Bile acids facilitate intestinal nutrient absorption and biliary
cholesterol secretion to maintain
bile acid homeostasis, which is essential for protecting liver and other tissues and cells from
cholesterol and
bile acid toxicity.
Bile acid metabolism is tightly regulated by
bile acid synthesis in the liver and
bile acid biotransformation in the intestine.
Bile acids are endogenous
ligands that activate a complex network of
nuclear receptor farnesoid X receptor and membrane
G protein-coupled
bile acid receptor-1 to regulate hepatic
lipid and
glucose metabolic homeostasis and energy metabolism.
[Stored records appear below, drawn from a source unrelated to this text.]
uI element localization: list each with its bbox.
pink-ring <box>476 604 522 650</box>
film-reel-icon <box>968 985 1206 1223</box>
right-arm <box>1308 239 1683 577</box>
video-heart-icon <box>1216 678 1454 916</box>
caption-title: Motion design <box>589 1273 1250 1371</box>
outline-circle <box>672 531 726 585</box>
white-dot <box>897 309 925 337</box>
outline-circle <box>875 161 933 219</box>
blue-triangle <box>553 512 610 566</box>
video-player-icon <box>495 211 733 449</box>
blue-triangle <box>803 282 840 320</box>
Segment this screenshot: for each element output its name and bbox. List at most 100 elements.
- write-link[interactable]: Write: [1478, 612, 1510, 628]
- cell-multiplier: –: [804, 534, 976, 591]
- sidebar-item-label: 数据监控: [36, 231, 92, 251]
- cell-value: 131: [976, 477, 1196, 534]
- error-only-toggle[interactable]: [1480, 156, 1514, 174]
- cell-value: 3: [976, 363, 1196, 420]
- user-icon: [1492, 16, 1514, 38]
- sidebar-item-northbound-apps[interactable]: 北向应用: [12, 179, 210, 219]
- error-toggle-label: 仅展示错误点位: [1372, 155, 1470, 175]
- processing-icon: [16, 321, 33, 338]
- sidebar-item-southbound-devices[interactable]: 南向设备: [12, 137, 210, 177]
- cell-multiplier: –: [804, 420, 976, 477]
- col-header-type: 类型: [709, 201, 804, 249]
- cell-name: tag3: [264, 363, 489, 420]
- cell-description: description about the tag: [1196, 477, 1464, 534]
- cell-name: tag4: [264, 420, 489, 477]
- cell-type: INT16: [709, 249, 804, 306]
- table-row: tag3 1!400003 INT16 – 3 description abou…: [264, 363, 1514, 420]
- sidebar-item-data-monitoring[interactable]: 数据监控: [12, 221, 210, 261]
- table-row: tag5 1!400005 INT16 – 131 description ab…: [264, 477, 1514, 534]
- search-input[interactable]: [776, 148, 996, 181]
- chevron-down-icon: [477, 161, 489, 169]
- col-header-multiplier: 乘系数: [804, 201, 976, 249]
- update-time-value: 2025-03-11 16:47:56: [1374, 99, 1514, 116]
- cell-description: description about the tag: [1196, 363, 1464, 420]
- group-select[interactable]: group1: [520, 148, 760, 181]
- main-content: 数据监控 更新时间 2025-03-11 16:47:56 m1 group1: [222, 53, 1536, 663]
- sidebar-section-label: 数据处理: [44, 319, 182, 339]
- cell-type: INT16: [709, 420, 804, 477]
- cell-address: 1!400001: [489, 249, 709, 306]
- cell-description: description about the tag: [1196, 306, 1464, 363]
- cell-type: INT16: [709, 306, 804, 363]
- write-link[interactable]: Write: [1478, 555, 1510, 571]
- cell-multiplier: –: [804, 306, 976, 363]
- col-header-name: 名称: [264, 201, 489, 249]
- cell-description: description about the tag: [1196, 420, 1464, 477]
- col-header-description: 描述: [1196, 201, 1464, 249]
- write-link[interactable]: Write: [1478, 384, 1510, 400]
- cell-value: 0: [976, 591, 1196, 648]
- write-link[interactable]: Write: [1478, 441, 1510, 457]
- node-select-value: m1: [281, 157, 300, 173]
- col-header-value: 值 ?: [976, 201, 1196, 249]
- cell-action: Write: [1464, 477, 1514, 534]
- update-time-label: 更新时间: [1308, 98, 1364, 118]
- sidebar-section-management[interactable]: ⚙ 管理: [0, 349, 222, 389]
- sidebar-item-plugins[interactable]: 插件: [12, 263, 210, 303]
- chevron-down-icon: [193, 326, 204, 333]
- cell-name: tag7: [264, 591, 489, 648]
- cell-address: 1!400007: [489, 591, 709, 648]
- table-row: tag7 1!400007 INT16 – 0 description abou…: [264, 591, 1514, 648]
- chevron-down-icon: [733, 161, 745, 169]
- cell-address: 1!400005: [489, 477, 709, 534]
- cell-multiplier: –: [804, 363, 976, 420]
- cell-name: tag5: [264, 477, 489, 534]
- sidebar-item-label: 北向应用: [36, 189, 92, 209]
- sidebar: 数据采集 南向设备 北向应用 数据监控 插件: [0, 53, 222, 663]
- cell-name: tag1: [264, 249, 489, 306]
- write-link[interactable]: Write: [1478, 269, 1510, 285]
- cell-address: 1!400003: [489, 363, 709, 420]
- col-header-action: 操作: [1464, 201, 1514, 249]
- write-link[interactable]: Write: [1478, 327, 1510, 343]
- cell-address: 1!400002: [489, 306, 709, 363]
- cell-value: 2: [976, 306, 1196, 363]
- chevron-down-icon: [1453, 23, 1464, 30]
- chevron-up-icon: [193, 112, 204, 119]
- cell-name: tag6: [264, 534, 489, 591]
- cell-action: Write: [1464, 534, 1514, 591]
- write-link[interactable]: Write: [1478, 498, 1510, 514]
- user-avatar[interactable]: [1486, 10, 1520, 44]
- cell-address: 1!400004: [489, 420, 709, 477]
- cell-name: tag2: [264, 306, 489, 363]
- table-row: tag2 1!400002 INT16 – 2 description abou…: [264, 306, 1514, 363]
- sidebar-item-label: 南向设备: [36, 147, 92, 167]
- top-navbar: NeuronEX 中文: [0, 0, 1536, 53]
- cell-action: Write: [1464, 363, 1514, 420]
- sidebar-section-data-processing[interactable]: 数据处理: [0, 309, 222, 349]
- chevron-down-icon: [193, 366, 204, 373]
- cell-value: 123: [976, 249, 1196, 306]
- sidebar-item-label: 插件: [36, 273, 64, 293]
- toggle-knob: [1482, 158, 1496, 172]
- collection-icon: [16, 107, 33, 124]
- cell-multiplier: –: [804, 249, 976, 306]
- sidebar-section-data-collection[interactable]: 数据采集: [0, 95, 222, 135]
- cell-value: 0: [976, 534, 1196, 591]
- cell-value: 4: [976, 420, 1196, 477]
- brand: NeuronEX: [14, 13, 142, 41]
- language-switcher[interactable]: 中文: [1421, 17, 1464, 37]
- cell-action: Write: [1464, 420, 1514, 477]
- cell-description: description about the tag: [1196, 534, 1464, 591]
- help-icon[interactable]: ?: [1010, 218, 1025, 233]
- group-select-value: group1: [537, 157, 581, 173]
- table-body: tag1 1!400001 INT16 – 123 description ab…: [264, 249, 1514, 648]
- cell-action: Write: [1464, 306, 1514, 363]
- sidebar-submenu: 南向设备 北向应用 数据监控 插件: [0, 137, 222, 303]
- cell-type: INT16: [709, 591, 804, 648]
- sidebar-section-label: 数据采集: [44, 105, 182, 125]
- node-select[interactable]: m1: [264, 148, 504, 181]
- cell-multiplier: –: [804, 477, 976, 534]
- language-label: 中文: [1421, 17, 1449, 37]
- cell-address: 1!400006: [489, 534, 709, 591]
The gut-to-liver axis plays a critical role in the regulation of enterohepatic circulation of
bile acids,
bile acid pool size, and
bile acid composition.
Bile acids control gut bacteria overgrowth, and gut bacteria metabolize
bile acids to regulate host metabolism. Alteration of
bile acid metabolism by high-fat diets, sleep disruption, alcohol, and drugs reshapes gut microbiome and causes
dysbiosis,
obesity, and metabolic disorders. Gender differences in
bile acid metabolism, FXR signaling, and gut microbiota have been linked to higher prevalence of
fatty liver disease and
hepatocellular carcinoma in males. Alteration of
bile acid homeostasis contributes to cholestatic
liver diseases, inflammatory diseases in the digestive system,
obesity, and diabetes.
Bile acid-activated receptors are potential therapeutic targets for developing drugs to treat metabolic disorders.